For the span of an hour, Bishop provided a detailed account of my life story. He knew the people in my circle of friends, about my family, about my professional triumphs, my political ideas, and my feelings of opposition to the revolutionary government. On this last topic, he seemed to be extraordinarily well informed.
“Where did you get all this information?” I demanded.
He merely smiled.
“And I still don’t know who you are, or why you’ve come to see me,” I continued. “You know a lot about me, and what I think. I’m guessing you’re with the United States government. Am I right?”
He answered unequivocally.
“I’m not here as a representative of the United States government,” he said, “but I am here on behalf of a U.S. intelligence agency.”
Perhaps he learned to be so direct from the agent who recruited him in Chile. I was taken aback.
“What do you want with me?” I asked.
“Cuba is going through challenging times,” he said. “Dangerous times. It’s important for intelligent and determined people to be willing to help prevent it from continuing on its current path.”
He paused, looking me directly in the eyes. Then he smiled again, warmly this time.
“If you’d be willing to listen to a proposition, I’d like to invite you to lunch,” he said. “So that we can continue our conversation.”
I couldn’t just then, but we agreed to meet for lunch the next day at 1 p.m. at the famous Floridita. The iconic bar and restaurant was just a few blocks from the bank, a short walk along old Havana’s crowded principal path, Obispo Street.
The Floridita claimed it was the birthplace of the daiquiri. Whether or not that was true, it was definitely true that the famed author Ernest Hemingway could be found there regularly downing one after another of the frozen drinks. In his book, Phillips claims he saw the writer there once.
It was my drink of choice, too, anytime I went to the Floridita. This time would be no different.

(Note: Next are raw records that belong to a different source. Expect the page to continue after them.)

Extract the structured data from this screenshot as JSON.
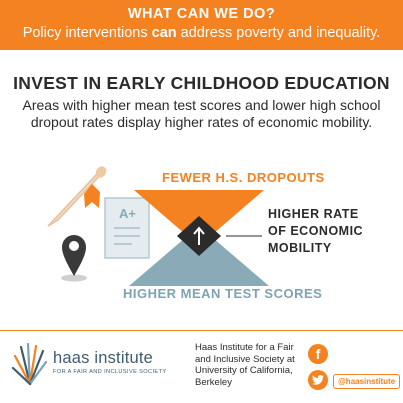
{
  "banner": {
    "title": "WHAT CAN WE DO?",
    "subtitle_pre": "Policy interventions ",
    "subtitle_bold": "can",
    "subtitle_post": " address poverty and inequality."
  },
  "heading": "INVEST IN EARLY CHILDHOOD EDUCATION",
  "subtext": "Areas with higher mean test scores and lower high school dropout rates display higher rates of economic mobility.",
  "diagram": {
    "top_label": "FEWER H.S. DROPOUTS",
    "bottom_label": "HIGHER MEAN TEST SCORES",
    "right_label_lines": [
      "HIGHER RATE",
      "OF ECONOMIC",
      "MOBILITY"
    ],
    "grade_mark": "A+",
    "colors": {
      "orange": "#f58220",
      "blue_gray": "#8aaab8",
      "dark": "#2b2b2b"
    },
    "icons": [
      "diploma-scroll-icon",
      "graded-paper-icon",
      "location-pin-icon",
      "up-arrow-icon"
    ]
  },
  "footer": {
    "logo_name": "haas institute",
    "logo_tagline": "FOR A FAIR AND INCLUSIVE SOCIETY",
    "address_lines": [
      "Haas Institute for a Fair",
      "and Inclusive Society at",
      "University of California,",
      "Berkeley"
    ],
    "facebook_glyph": "f",
    "twitter_handle": "@haasinstitute"
  }
}
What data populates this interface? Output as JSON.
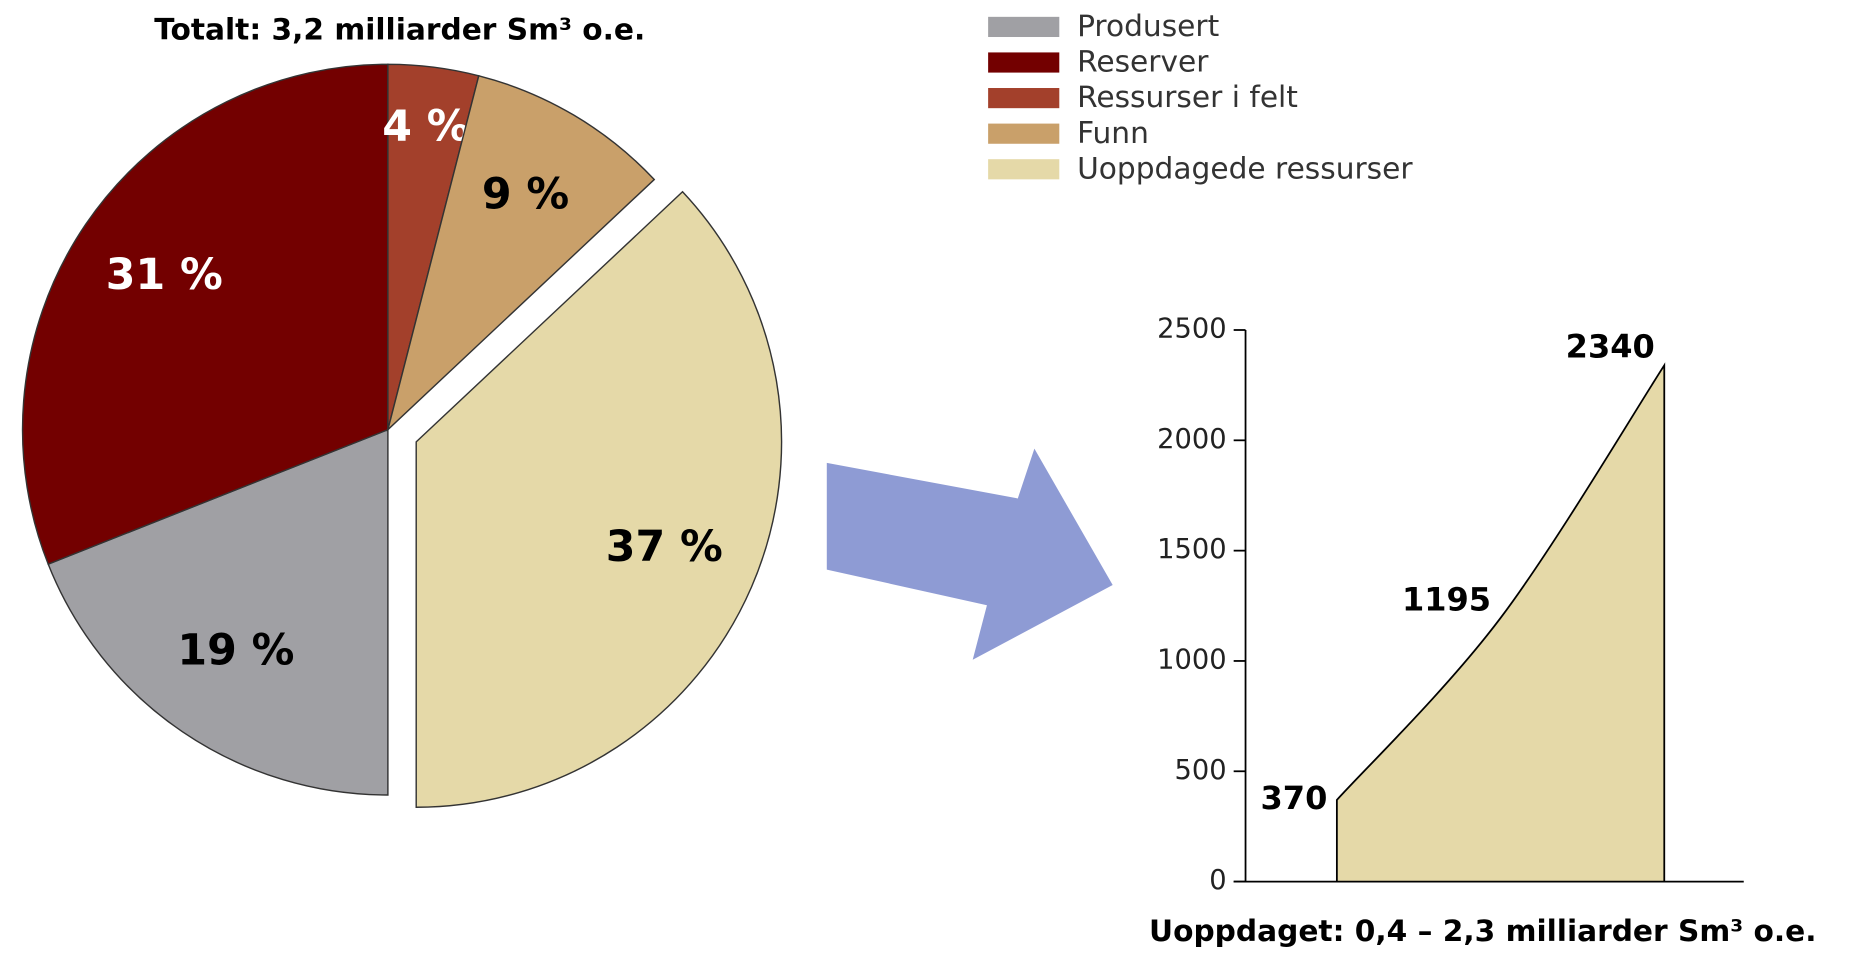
{
  "chart_data": [
    {
      "type": "pie",
      "title": "Totalt: 3,2 milliarder Sm³ o.e.",
      "categories": [
        "Produsert",
        "Reserver",
        "Ressurser i felt",
        "Funn",
        "Uoppdagede ressurser"
      ],
      "values": [
        19,
        31,
        4,
        9,
        37
      ],
      "value_labels": [
        "19 %",
        "31 %",
        "4 %",
        "9 %",
        "37 %"
      ],
      "colors": [
        "#a0a0a4",
        "#730000",
        "#a3402b",
        "#c9a06a",
        "#e5d9a8"
      ],
      "label_colors": [
        "#000000",
        "#ffffff",
        "#ffffff",
        "#000000",
        "#000000"
      ],
      "explode": [
        false,
        false,
        false,
        false,
        true
      ],
      "legend": "top-right"
    },
    {
      "type": "area",
      "title": "Uoppdaget: 0,4 – 2,3 milliarder Sm³ o.e.",
      "categories": [
        null,
        null,
        null
      ],
      "values": [
        370,
        1195,
        2340
      ],
      "color": "#e5d9a8",
      "ylim": [
        0,
        2500
      ],
      "yticks": [
        0,
        500,
        1000,
        1500,
        2000,
        2500
      ]
    }
  ]
}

Bishop was already there when I arrived, although it took me a few moments to pick him out, as I stepped out of the blazing midday sun and into the bar’s dark interior.
Once my eyes adjusted to the dim light inside, I sp
otted him at the bar, nursing a martini. He greeted me warmly and asked the bartender to get me a drink. I ordered my daiquiri and took it with me as a waiter led us to a table.

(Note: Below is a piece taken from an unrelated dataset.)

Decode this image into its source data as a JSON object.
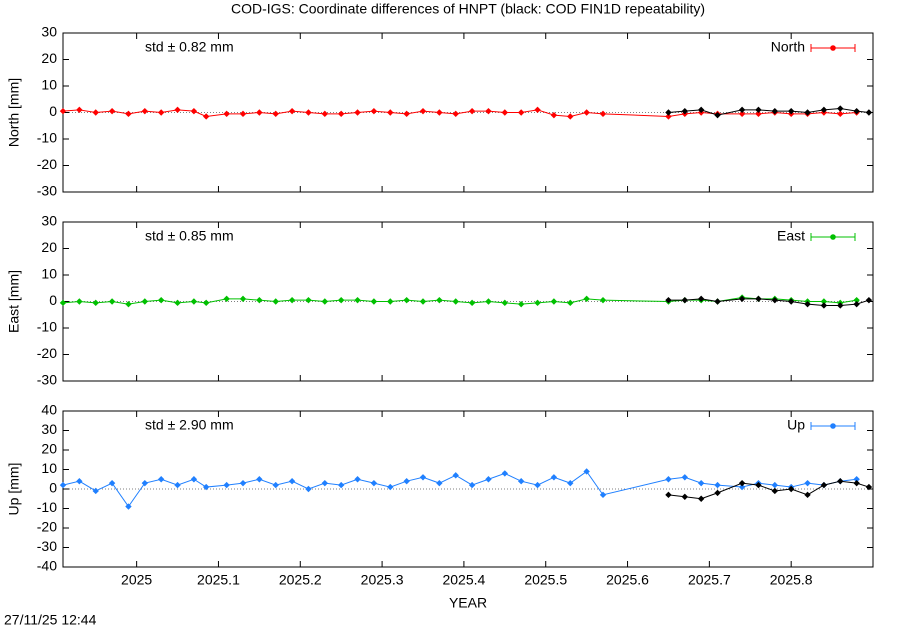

We had barely looked at the menu and ordered when Bishop began. Again, he was remarkably direct.
“I,” he said, “or rather we, are concerned about the direction Cuba is taking. You are, too.”
I nodded.
“Yes,” he continued. “I know. That is why I have come to you and expect that you will accept my proposal to help us in our efforts.”

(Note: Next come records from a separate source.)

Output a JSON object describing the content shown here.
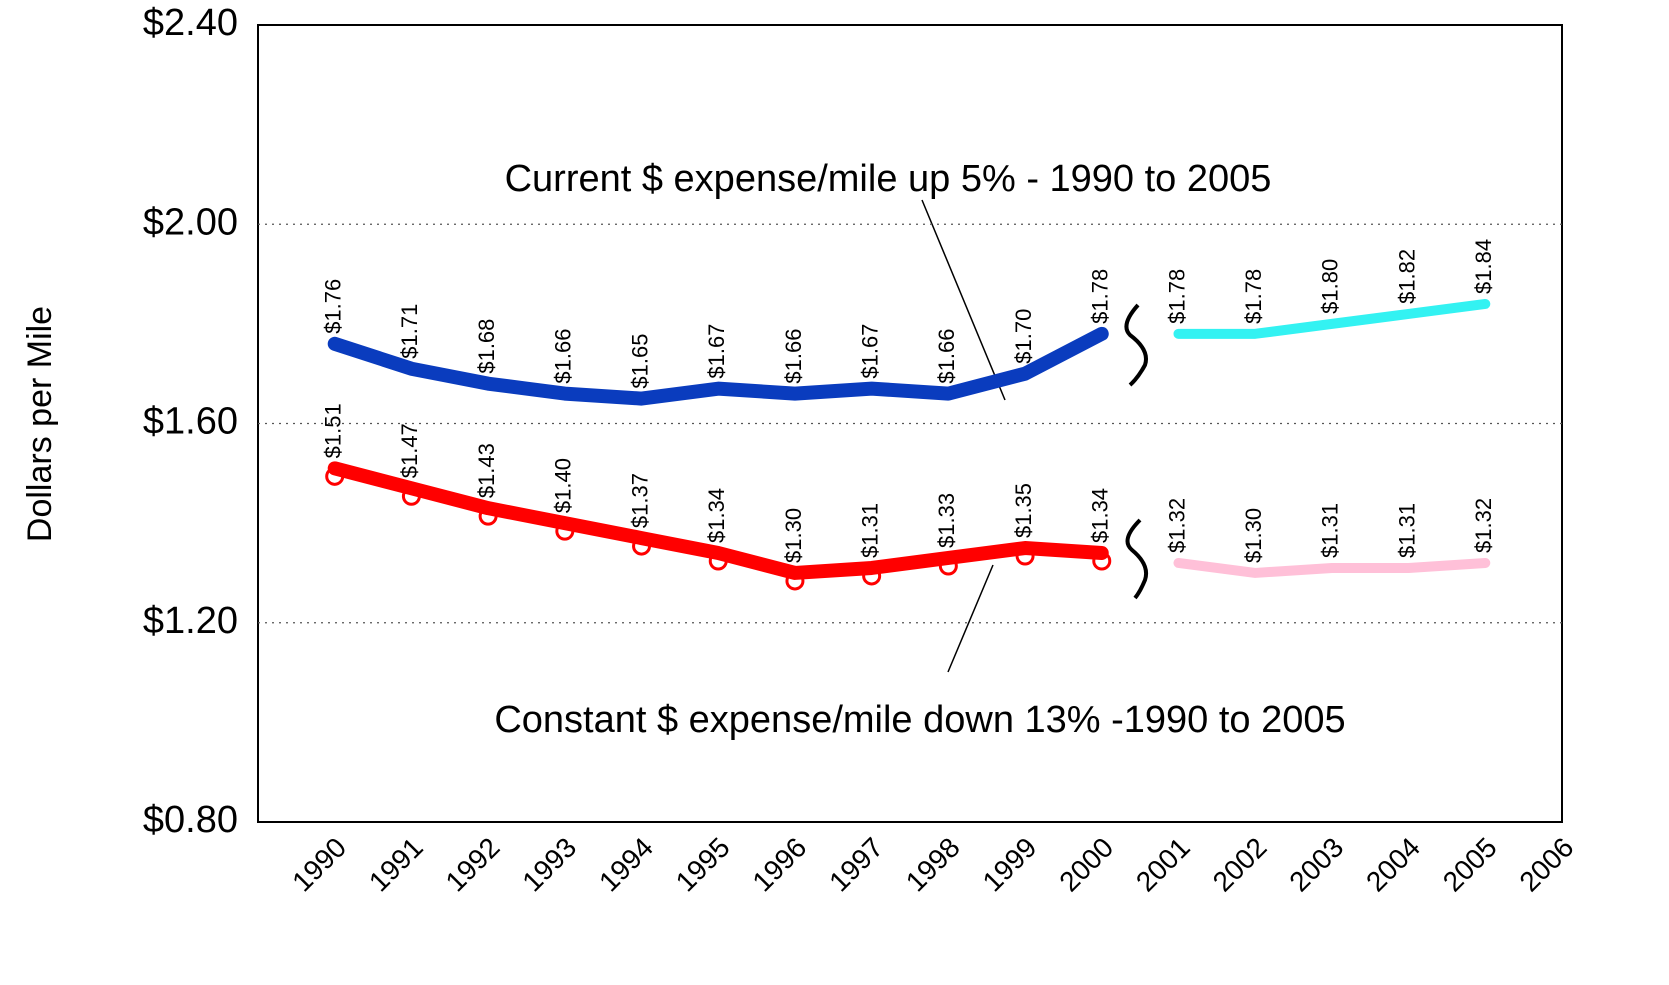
{
  "chart_data": {
    "type": "line",
    "ylabel": "Dollars per Mile",
    "annotations": [
      "Current $ expense/mile up 5% - 1990 to 2005",
      "Constant $ expense/mile down 13% -1990 to 2005"
    ],
    "xlim": [
      1989,
      2006
    ],
    "xticks": [
      1990,
      1991,
      1992,
      1993,
      1994,
      1995,
      1996,
      1997,
      1998,
      1999,
      2000,
      2001,
      2002,
      2003,
      2004,
      2005,
      2006
    ],
    "ylim": [
      0.8,
      2.4
    ],
    "yticks": [
      {
        "value": 0.8,
        "label": "$0.80"
      },
      {
        "value": 1.2,
        "label": "$1.20"
      },
      {
        "value": 1.6,
        "label": "$1.60"
      },
      {
        "value": 2.0,
        "label": "$2.00"
      },
      {
        "value": 2.4,
        "label": "$2.40"
      }
    ],
    "grid": true,
    "series": [
      {
        "color": "#0a3cbe",
        "x": [
          1990,
          1991,
          1992,
          1993,
          1994,
          1995,
          1996,
          1997,
          1998,
          1999,
          2000
        ],
        "values": [
          1.76,
          1.71,
          1.68,
          1.66,
          1.65,
          1.67,
          1.66,
          1.67,
          1.66,
          1.7,
          1.78
        ],
        "value_labels": [
          "$1.76",
          "$1.71",
          "$1.68",
          "$1.66",
          "$1.65",
          "$1.67",
          "$1.66",
          "$1.67",
          "$1.66",
          "$1.70",
          "$1.78"
        ]
      },
      {
        "color": "#ff0000",
        "x": [
          1990,
          1991,
          1992,
          1993,
          1994,
          1995,
          1996,
          1997,
          1998,
          1999,
          2000
        ],
        "values": [
          1.51,
          1.47,
          1.43,
          1.4,
          1.37,
          1.34,
          1.3,
          1.31,
          1.33,
          1.35,
          1.34
        ],
        "value_labels": [
          "$1.51",
          "$1.47",
          "$1.43",
          "$1.40",
          "$1.37",
          "$1.34",
          "$1.30",
          "$1.31",
          "$1.33",
          "$1.35",
          "$1.34"
        ]
      },
      {
        "color": "#33f2f2",
        "x": [
          2001,
          2002,
          2003,
          2004,
          2005
        ],
        "values": [
          1.78,
          1.78,
          1.8,
          1.82,
          1.84
        ],
        "value_labels": [
          "$1.78",
          "$1.78",
          "$1.80",
          "$1.82",
          "$1.84"
        ]
      },
      {
        "color": "#ffc0d8",
        "x": [
          2001,
          2002,
          2003,
          2004,
          2005
        ],
        "values": [
          1.32,
          1.3,
          1.31,
          1.31,
          1.32
        ],
        "value_labels": [
          "$1.32",
          "$1.30",
          "$1.31",
          "$1.31",
          "$1.32"
        ]
      }
    ]
  }
}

“Mr. Bishop,” I said, “it is true that I am very concerned about the authoritarian path that Fidel Castro’s government is taking, but surely you must understand that I can’t respond to a proposition without knowing the details.”
“Of course. But not here. Not now. These are difficult times.” He glanced around the bar quickly, now nearly full with lunchtime patrons. “Dangerous times.”
Some might have regarded Bishop/Phillips as unnecessarily fearful. Castro’s regime had not yet cranked up the repressive machinery for which it would become famous later. We did not yet have to worry about the constant vigilance of the government’s network of eyes and ears, the ready betrayals, or the climate of fear. That would come. Fidel would prove himself an eager student of the KGB’s tactics. But it was still early.
Still, the signs were there. The actos de repudio, the ugly, “spontaneous” assaults on “antigovernment” individuals and those perceived to be “enemies of the state,” had begun. Vicious mobs surrounded whoever it was. They screamed insults, shook their fists angrily, and frequently threw garbage or human feces at the accused. People lost their jobs for grumbling about the government, or just because someone said they did.
Also, the executions that had begun with former police, military officers, and government officials accused of brutality, torture, and murder against the populace now continued with others accused of various forms of treason. As the dozens of executions became hundreds, and the enemies from the previous government were eliminated, the regime turned to enemies of the new. They got summary trials and then were lined up to face the firing squads.